Windows 11: Microsoft's Director of OS Security explains the tough CPU requirements for Win 11
Microsoft’s Windows 11 launch has been bumpy to say the least. On one hand, early impressions of the new software have been overwhelmingly positive despite it being the initial Beta release and still missing some key features. On the other hand, the launch was hampered by a leaked early build which was then followed by confusion and anger about requirements around TPM 2.0 modules and CPUs, some of which seemed arbitrary.

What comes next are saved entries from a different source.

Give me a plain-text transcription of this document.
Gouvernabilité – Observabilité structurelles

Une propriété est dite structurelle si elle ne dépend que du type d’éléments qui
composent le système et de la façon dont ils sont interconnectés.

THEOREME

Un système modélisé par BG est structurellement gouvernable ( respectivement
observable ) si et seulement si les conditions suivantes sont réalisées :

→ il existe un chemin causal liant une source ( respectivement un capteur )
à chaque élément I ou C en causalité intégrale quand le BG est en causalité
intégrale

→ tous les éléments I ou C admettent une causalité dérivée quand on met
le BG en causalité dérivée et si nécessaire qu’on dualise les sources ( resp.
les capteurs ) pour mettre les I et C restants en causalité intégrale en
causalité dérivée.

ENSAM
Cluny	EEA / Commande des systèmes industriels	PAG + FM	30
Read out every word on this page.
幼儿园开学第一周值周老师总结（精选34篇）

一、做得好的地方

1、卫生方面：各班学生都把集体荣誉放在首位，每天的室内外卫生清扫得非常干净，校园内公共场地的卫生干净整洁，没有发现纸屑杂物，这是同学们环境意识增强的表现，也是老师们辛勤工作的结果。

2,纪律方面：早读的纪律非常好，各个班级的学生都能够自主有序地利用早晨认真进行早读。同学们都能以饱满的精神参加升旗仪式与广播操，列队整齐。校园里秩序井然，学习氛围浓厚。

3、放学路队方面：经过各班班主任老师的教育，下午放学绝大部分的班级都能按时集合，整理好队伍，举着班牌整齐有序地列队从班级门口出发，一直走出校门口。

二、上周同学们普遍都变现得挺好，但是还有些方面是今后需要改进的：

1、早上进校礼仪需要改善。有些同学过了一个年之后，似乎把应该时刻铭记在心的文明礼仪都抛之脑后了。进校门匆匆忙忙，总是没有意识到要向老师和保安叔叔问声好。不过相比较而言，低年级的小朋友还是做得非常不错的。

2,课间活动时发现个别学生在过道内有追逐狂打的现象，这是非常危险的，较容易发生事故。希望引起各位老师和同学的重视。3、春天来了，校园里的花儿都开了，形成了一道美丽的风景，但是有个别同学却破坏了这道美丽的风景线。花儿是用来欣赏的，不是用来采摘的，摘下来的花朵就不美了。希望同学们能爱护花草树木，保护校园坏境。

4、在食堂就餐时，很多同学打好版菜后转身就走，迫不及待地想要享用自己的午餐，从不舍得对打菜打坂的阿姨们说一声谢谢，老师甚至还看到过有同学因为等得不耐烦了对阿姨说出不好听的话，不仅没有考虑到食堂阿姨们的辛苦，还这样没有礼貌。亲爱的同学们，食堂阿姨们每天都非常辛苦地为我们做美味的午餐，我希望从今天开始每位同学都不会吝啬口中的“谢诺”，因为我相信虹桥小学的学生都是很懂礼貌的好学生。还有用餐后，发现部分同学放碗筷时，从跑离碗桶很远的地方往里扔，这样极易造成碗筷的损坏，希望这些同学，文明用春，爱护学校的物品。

A new TechRepublic interview with Microsoft’s Director of OS Security, David Weston, has shed some light over the company’s decisions, none of which is necessarily about forcing users to buy new PCs -- even if that might be a side-effect of its choices. As you might expect, given Microsoft’s TPM 2.0 requirements which are security driven, the same is true of the CPU cut-offs. For better or worse, Microsoft is aiming to get the balance right between security, performance and battery life so users can get the best possible experience on Windows 11.
TPM 2.0, for example, has been a requirement in Windows since 2016, but many vendors didn’t enable it because of performance and battery life concerns. Turning this on along with other existing malware mitigations, which will be a requirement of the final build of Windows 11, increases security protection by 60 percent alone. These features all impact the performance and battery life of PCs that might otherwise be able to run Windows 11, including the Beta right now.
Weston had this to say:
Virtualization Based Security is on by default [in Windows 11]. Obviously the TPM is there, so that's going to give us the ability to do BitLocker in Windows Hello in more default scenarios. Those are going to allow commercial enterprises to do zero trust and take advantage of things like System Guard. There's a lot of out-of-the-box security value. I want people to flip their laptop open and feel they are much better protected, and we know that they will be, based on looking at threat intelligence versus the default we changed.
Some 7th gen Intel chips and those from other vendors including AMD and Qualcomm are described by Weston as having only ‘limited support’ for these virtualization-based security features, hence their omission. While this may be irksome, it is hard to criticize Microsoft for doing its best to address platform security when this has been a long-standing criticism of Windows.